Glacier Talk
From a Distance
Arete
Sharp, narrow ridges formed on a mountain by a glacier.
Bergschrund
The crevasse that separates the stagnant headwall ice from the flowing ice of the glacier. Many glaciological terms come from the Germans who first studied them.
Calving
Just as cows have calves, glaciers calve icebergs, chunks of ice that break off the glacier and fall into a sea, river, or lake, causing a thunderous roar, splash, and wave. Watch for calving at Child's Glacier near Cordova, or in Prince William Sound
Crevasse
An open crack in the glacier surface, sometimes gaping enough to swallow a person.
Erratic
A boulder swept down with an advancing glacier and deposited elsewhere as the glacier melted. The biggest erratics can weigh thousands of tons!
Firn or Neve
The area of glacier covered with snow throughout the year.
Ice Fall
Jumbled and broken ice which forms when a glacier flows over a steep drop-off.
Kettle
A very large block of ice, left behind as a glacier recedes, melts and forms either a pothole or, if filled with water, a lake. Mirror Lake just outside Anchorage is a kettle lake.
Nunatak
Mountain peaks or ridges which poke through the ice, forming islands within the glacier.
Serac
An isolated block of ice that juts straight up from the surface of a glacier, often hundreds of feet high.

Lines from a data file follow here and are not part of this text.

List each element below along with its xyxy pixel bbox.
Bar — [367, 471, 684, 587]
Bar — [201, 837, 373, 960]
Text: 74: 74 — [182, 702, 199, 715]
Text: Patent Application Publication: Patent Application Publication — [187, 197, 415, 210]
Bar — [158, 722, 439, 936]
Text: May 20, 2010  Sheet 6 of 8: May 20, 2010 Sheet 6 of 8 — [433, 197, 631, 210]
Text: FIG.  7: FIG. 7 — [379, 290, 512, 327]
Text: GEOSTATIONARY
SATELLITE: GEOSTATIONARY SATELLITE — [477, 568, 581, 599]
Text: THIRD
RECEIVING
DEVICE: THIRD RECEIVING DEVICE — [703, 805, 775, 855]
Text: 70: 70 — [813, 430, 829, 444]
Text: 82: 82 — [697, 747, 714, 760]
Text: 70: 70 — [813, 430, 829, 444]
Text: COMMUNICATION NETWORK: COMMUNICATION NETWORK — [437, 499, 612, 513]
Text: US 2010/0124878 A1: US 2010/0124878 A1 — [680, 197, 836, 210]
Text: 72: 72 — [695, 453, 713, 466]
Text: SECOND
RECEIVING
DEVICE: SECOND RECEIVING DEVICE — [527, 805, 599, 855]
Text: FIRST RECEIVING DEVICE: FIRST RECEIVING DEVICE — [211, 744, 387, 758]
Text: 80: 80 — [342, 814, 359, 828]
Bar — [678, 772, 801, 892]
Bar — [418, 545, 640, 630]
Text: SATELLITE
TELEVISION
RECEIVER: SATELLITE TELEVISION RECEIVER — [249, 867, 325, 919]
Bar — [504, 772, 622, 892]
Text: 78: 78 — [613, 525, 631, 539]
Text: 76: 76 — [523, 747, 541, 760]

Outburst Flood or Jökulhlaup
A tremendous release of water that was trapped behind or beneath a glacier. When the ice finally breaks it often causes catastrophic flooding. Lake George, on the Knik Glacier, did this annually from 1918-1966, until the glacier receded
Up Close
Glacier Flour
Very finely ground particles of rock, silt, or clay created by a glacier when its rock-filled ice scrapes over bedrock and which flow out from beneath a glacier in the meltwater.
Glacier Silt
The turquoise lakes you will see are colored by glacial silt suspended in the water. Glaciers scrape bedrock into fine, round particles of rock or clay which are then carried away by tides or rivers. Glacier flour colors lakes such as Portage Lake and Kenai Lake
Ice Geyser or "Bubbling Pond"
Flightseeing over glaciers south of Denali (Mt. McKinley), you may see fountains of glacial meltwater forcing their way up through the glacier's surface. These ice geysers can spurt refrigerator-sized chunks of ice ten feet into the air, or can bubble gently. Two of the most famous "bubbling ponds" are at the foot of the Ruth and Kanikula Glaciers
Ice Quake
When you hear the sound of muted thunder seeming to be miles away, it may be an ice quake, caused by ice shifting and grumbling inside the glacier. It can prompt calving.
Ice Sizzle
As an iceberg melts, listen for a crackling or sizzling sound like soda pop or Rice Krispies! Ice sizzle is caused by the release of air bubbles trapped during the glacier's formation decades, or even centuries, ago. Listen at Portage Lake, from the ice that comes to shore. Hear it all around in Prince William Sound.
Ice Worm
The only worms known to inhabit snow and ice, they are brown-black and only about 3 millimeters long. They feed off red algae, which grow on glaciers, and burrow in ice to hibernate.
Moulin (or Glacier Mill)
Look for channels of water which plunge down holes or tubes deep into the bowels of the glacier-it can be a chilling experience. French for mill, a moulin is so named for the loud, roaring noise made by the falling water.
Surge
A short period when meltwater beneath the glacier causes it to slide up to 100 times faster than normal. Surges of 300 feet a day have been recorded in Southeast Alaska.
Sun Cup
The richly textured, cup-shaped depressions you will see on the surface of some glaciers are caused by sun or wind abrasion.